I would side with the ADP on this one. LaPorta is worthy of being the first tight end off the board but he’d be better as the third player you draft rather than the first or the second.

Marvin Harrison Jr. (WR – OSU)

  • Consensus ADP: 17 Overall (WR8)
  • ECR: 38 Overall (WR21)

It’s hard to project where you should take a rookie before they’ve been drafted, let alone hit the field. But Marvin Harrison Jr. may be different. The son of a Hall of Famer receiver, Harrison has been ticketed to be one of the first players taken in the 2024 NFL Draft for a few years now. He’s turned in back-to-back 1,200-yard, 14-touchdown seasons at Ohio State and would have been one of the top receivers taken last year if he entered that draft.

When we evaluate where Harrison should be taken in his rookie season, we do have some history to look at, even if it’s not his own. It’s a safe assumption Harrison will be taken in the top five of this year’s draft. The last receiver taken that high was Ja’Marr Chase by the Cincinnati Bengals in the 2021 NFL Draft. Chase was similar to Harrison in that he was a can’t-miss prospect on the NFL radar for multiple seasons. All Chase did during his rookie season was record 81 receptions for 1,455 yards and 13 touchdowns and finish as a top-three fantasy receiver. The player taken right after Chase was receiver Jaylen Waddle by the Miami Dolphins. He turned in a 104-reception, 1,000-yard, and six touchdowns rookie season and was a top-20 fantasy receiver. And that was with a shaky rookie at quarterback (Tua Tagovailoa) for most of the season while Chase played with All-Pro Joe Burrow.

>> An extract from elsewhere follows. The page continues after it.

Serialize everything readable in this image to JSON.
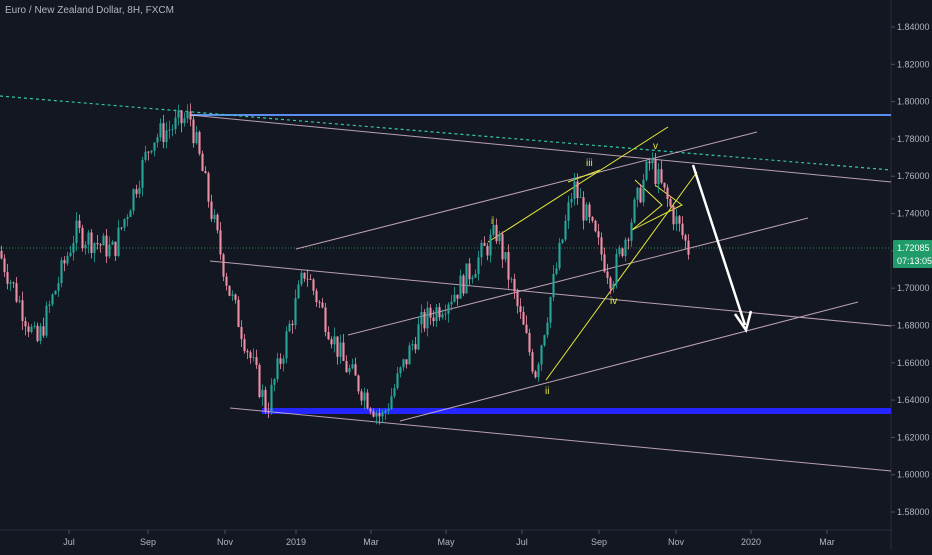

The simplest way to look at Harrison’s projection is the rankers are expecting a Ja’Marr Chase-type season while the drafters are projecting a Jaylen Waddle season. If Harrison lands in Arizona, as he is widely expected to, he’ll have veteran (and a healthy) Kyler Murray at quarterback. Because of that, I would lean towards the more optimistic projection of Harrison and be ok with him as a top-10 fantasy receiver.